Boomerang Dave:
The fact of the matter is, it’s far too easy to be a truck driver. It’s been realised for some time now that a great number of HGV drivers are very poorly educated, lacking the academic skills that could make them better professionals, with a greater understanding of wider issues.
Realised by whom? You? I’m certain you’ll find poorly educated people in any profession you care to mention, not just truck driving. A poor education is not a reason to suggest someone cannot behave in a professional manner, or recognise right from wrong.
Boomerang Dave:
This is demonstrated time and again by the likes of Carryfast, who generally does become very abusive of people that disagree with him or people with which he has no sympathy - he clearly has no respect for cyclists. It’s for those reasons he’s on my ignore lists.

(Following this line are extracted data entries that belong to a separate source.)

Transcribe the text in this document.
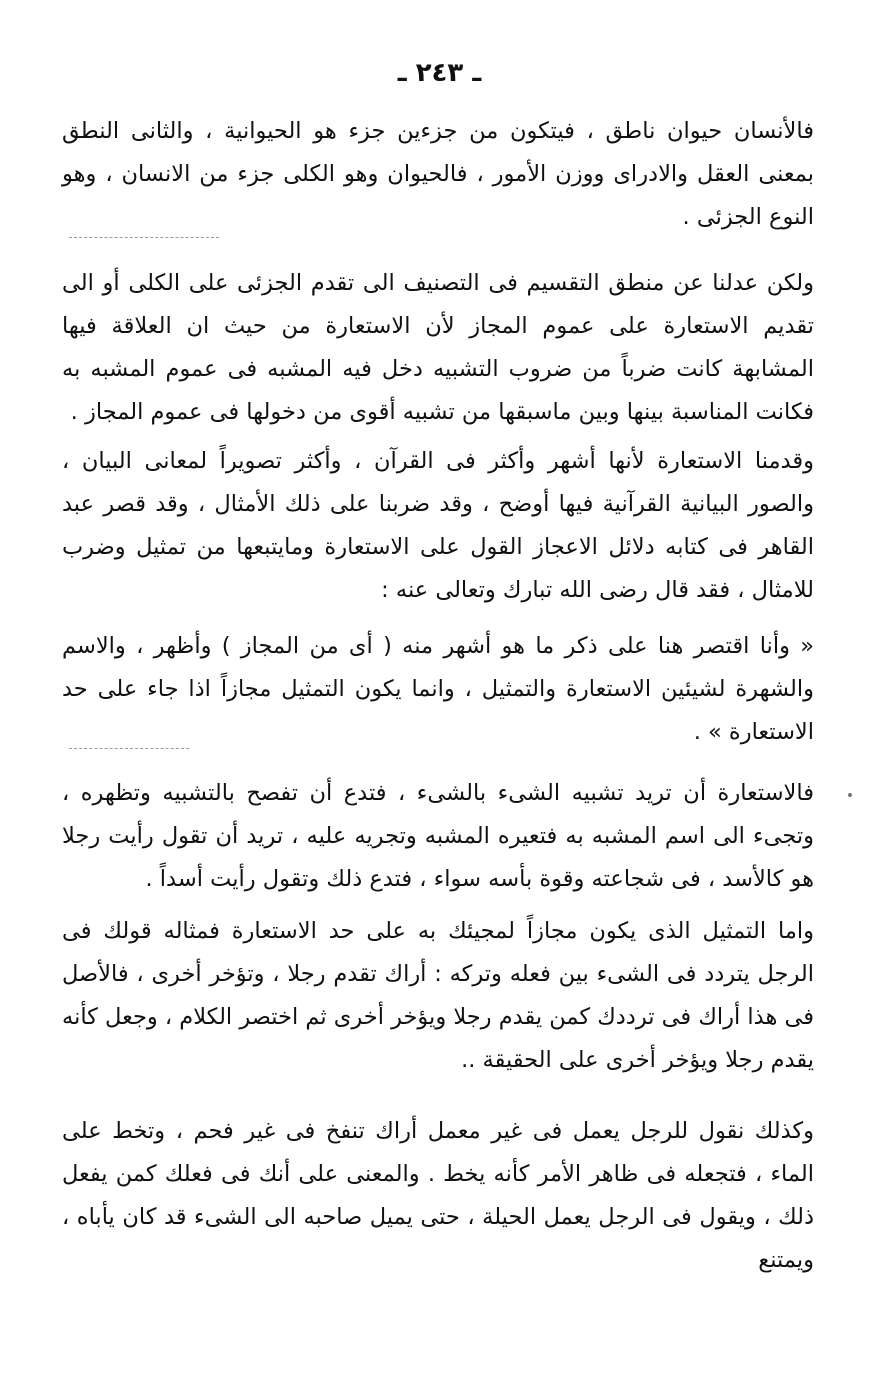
ـ ٢٤٣ ـ

فالأنسان حيوان ناطق ، فيتكون من جزءين جزء هو الحيوانية ، والثانى النطق بمعنى العقل والادراى ووزن الأمور ، فالحيوان وهو الكلى جزء من الانسان ، وهو النوع الجزئى .

ولكن عدلنا عن منطق التقسيم فى التصنيف الى تقدم الجزئى على الكلى أو الى تقديم الاستعارة على عموم المجاز لأن الاستعارة من حيث ان العلاقة فيها المشابهة كانت ضرباً من ضروب التشبيه دخل فيه المشبه فى عموم المشبه به فكانت المناسبة بينها وبين ماسبقها من تشبيه أقوى من دخولها فى عموم المجاز .

وقدمنا الاستعارة لأنها أشهر وأكثر فى القرآن ، وأكثر تصويراً لمعانى البيان ، والصور البيانية القرآنية فيها أوضح ، وقد ضربنا على ذلك الأمثال ، وقد قصر عبد القاهر فى كتابه دلائل الاعجاز القول على الاستعارة ومايتبعها من تمثيل وضرب للامثال ، فقد قال رضى الله تبارك وتعالى عنه :

« وأنا اقتصر هنا على ذكر ما هو أشهر منه ( أى من المجاز ) وأظهر ، والاسم والشهرة لشيئين الاستعارة والتمثيل ، وانما يكون التمثيل مجازاً اذا جاء على حد الاستعارة » .

فالاستعارة أن تريد تشبيه الشىء بالشىء ، فتدع أن تفصح بالتشبيه وتظهره ، وتجىء الى اسم المشبه به فتعيره المشبه وتجريه عليه ، تريد أن تقول رأيت رجلا هو كالأسد ، فى شجاعته وقوة بأسه سواء ، فتدع ذلك وتقول رأيت أسداً .

واما التمثيل الذى يكون مجازاً لمجيئك به على حد الاستعارة فمثاله قولك فى الرجل يتردد فى الشىء بين فعله وتركه : أراك تقدم رجلا ، وتؤخر أخرى ، فالأصل فى هذا أراك فى ترددك كمن يقدم رجلا ويؤخر أخرى ثم اختصر الكلام ، وجعل كأنه يقدم رجلا ويؤخر أخرى على الحقيقة ..

وكذلك نقول للرجل يعمل فى غير معمل أراك تنفخ فى غير فحم ، وتخط على الماء ، فتجعله فى ظاهر الأمر كأنه يخط . والمعنى على أنك فى فعلك كمن يفعل ذلك ، ويقول فى الرجل يعمل الحيلة ، حتى يميل صاحبه الى الشىء قد كان يأباه ، ويمتنع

What makes you think Carryfast is in anyway representative of currently working truck drivers. Or for that matter, retired truck drivers? And why do you even think Carryfast is a truck driver?
Boomerang Dave:
There are others who cannot reason with the logic behind why the word accident, is inappropriate, or can’t think deep enough to realise that the word accident is and historically always has been a copout, and people who attack others for taking action or making a legitimate claim with labels like ‘Ambulance Chasers - or the claim culture’… these are the types of people that in my opinion need to be re-trained, better educated, re-tested and booted out if they fail a much more stringent test.

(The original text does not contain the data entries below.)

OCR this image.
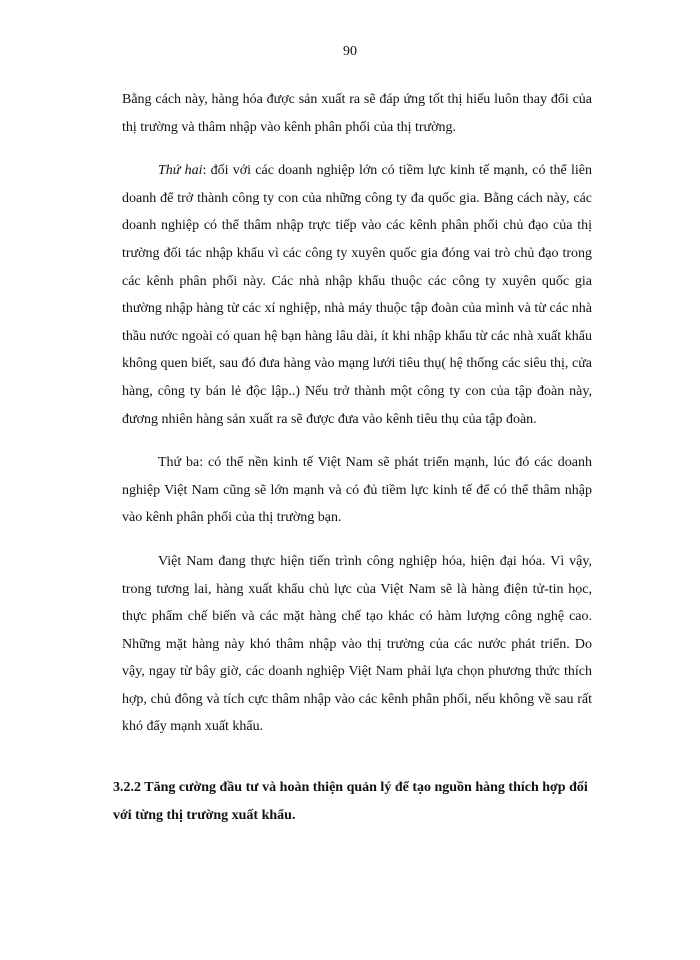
90

Bằng cách này, hàng hóa được sản xuất ra sẽ đáp ứng tốt thị hiếu luôn thay đổi của thị trường và thâm nhập vào kênh phân phối của thị trường.

Thứ hai: đối với các doanh nghiệp lớn có tiềm lực kinh tế mạnh, có thể liên doanh để trở thành công ty con của những công ty đa quốc gia. Bằng cách này, các doanh nghiệp có thể thâm nhập trực tiếp vào các kênh phân phối chủ đạo của thị trường đối tác nhập khẩu vì các công ty xuyên quốc gia đóng vai trò chủ đạo trong các kênh phân phối này. Các nhà nhập khẩu thuộc các công ty xuyên quốc gia thường nhập hàng từ các xí nghiệp, nhà máy thuộc tập đoàn của mình và từ các nhà thầu nước ngoài có quan hệ bạn hàng lâu dài, ít khi nhập khẩu từ các nhà xuất khẩu không quen biết, sau đó đưa hàng vào mạng lưới tiêu thụ( hệ thống các siêu thị, cửa hàng, công ty bán lẻ độc lập..) Nếu trở thành một công ty con của tập đoàn này, đương nhiên hàng sản xuất ra sẽ được đưa vào kênh tiêu thụ của tập đoàn.

Thứ ba: có thể nền kinh tế Việt Nam sẽ phát triển mạnh, lúc đó các doanh nghiệp Việt Nam cũng sẽ lớn mạnh và có đủ tiềm lực kinh tế để có thể thâm nhập vào kênh phân phối của thị trường bạn.

Việt Nam đang thực hiện tiến trình công nghiệp hóa, hiện đại hóa. Vì vậy, trong tương lai, hàng xuất khẩu chủ lực của Việt Nam sẽ là hàng điện tử-tin học, thực phẩm chế biến và các mặt hàng chế tạo khác có hàm lượng công nghệ cao. Những mặt hàng này khó thâm nhập vào thị trường của các nước phát triển. Do vậy, ngay từ bây giờ, các doanh nghiệp Việt Nam phải lựa chọn phương thức thích hợp, chủ đông và tích cực thâm nhập vào các kênh phân phối, nếu không về sau rất khó đẩy mạnh xuất khẩu.

3.2.2 Tăng cường đầu tư và hoàn thiện quản lý để tạo nguồn hàng thích hợp đối với từng thị trường xuất khẩu.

They need to be retrained by who? It seems you can’t accept there may be other opinions than your own. And your suggestion that people should be deprived of their livelihood on your say so, is not only absurd, it smacks of latent fascism!
Apart from your questionable English grammar, it also appears you want to tar every truck driver as uneducated whilst making schoolboy grammatical errors yourself. Hypocrisy par excellence!
Boomerang Dave:
Several here have already provided very good reasoning why arrest is justified, it’s a procedure and not a conviction, just imagine the headline if the cops let the driver go after mowing down a family member - only to discover that a false name and address was provided. I asked a police officer only yesterday about automatic arrest and he said… words to the effect of: There’s no automatic arrest - it depends on the circumstances, when there is a death, we wouldn’t let the driver or drivers involved drive away, we generally make sure they are well, not in severe shock, this is done through medical examination with a doctor or paramedic. Then we interview them, some under caution - after being offered legal advice, get a statement while the detail is fresh in their mind, then usually we take them home.

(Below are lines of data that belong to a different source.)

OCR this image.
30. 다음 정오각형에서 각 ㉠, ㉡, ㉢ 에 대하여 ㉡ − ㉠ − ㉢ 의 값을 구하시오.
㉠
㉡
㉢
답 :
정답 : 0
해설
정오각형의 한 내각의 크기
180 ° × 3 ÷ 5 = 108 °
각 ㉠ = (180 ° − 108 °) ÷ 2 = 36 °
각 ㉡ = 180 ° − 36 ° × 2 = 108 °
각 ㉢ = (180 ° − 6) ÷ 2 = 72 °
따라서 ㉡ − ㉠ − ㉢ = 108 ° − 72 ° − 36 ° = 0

In response to this comment, I refer you to my earlier point about being a self appointed judge and jury of your peers! You undermine your own arguments by such ill considered comments!
Boomerang Dave:
I would like to see a basic understanding of language, mathematics, science, geography. Then courses and testing on all of the main issues - such as all potential loading techniques, weight distribution, load securing etc. I’ve no doubt the test has changed a bit since I took it, but not that much, you still can and apparently we have - monkeys passing the test and driving HGVs around.
There are monkeys passing far more difficult testing procedures in many other walks of life. Policemen for example, who proceed to shoot innocent civilians without good reason! Or who deliberately perjure themselves for their own advantage. The list of professional misconduct in the police service is unfortunately, endless. Those are the monkeys we need to re-educate first. Truck drivers, as usual, will come a long, long way down the list.
Boomerang Dave:
It will probably come as no surprise to hear me say that pedestrians and cyclists should have rights on roads and that people using motor vehicles should not. People using motor vehicles should understand that their presence on the road is a privilege - not a right.
The logical conclusion to your argument is that every “incident” as you’d prefer to call them, must have at least two guilty parties. (Assuming a two party “incident”.) After all, using your logic, there would be no incident if at least one of those involved, had not been there. (Which by the way, is exactly the road traffic philosophy in Japan!)
On the basis of joint responsibility, in a case of alleged careless/dangerous driving, both parties would be subject to equal investigation, and potentially, equal fault.
So in the case of a cyclist who causes a truck to have an acci…, sorry, “incident” and “maybe” stops to be questioned by the police, how are we to ascertain the cyclist gives his/her correct name and address? After all, they are not required to have any licence, insurance or registration. They have no tachograph, and they rarely have any training, much less “a basic understanding of language, mathematics, science or geography.” And even fewer courses and testing on all of the main issues of riding a bike in traffic!
Before reading your post, I was inclined to give you the benefit of the doubt, and I myself have written at length about how it is the responsibility of truck drivers to care for other road users, including cyclists. Unfortunately, I have rarely seen a post that more comprehensively shoots the writer’s arguments so successfully in both feet, and on that basis, before criticising the people who respond to your diatribes, I would suggest you examine your own inadequacies first.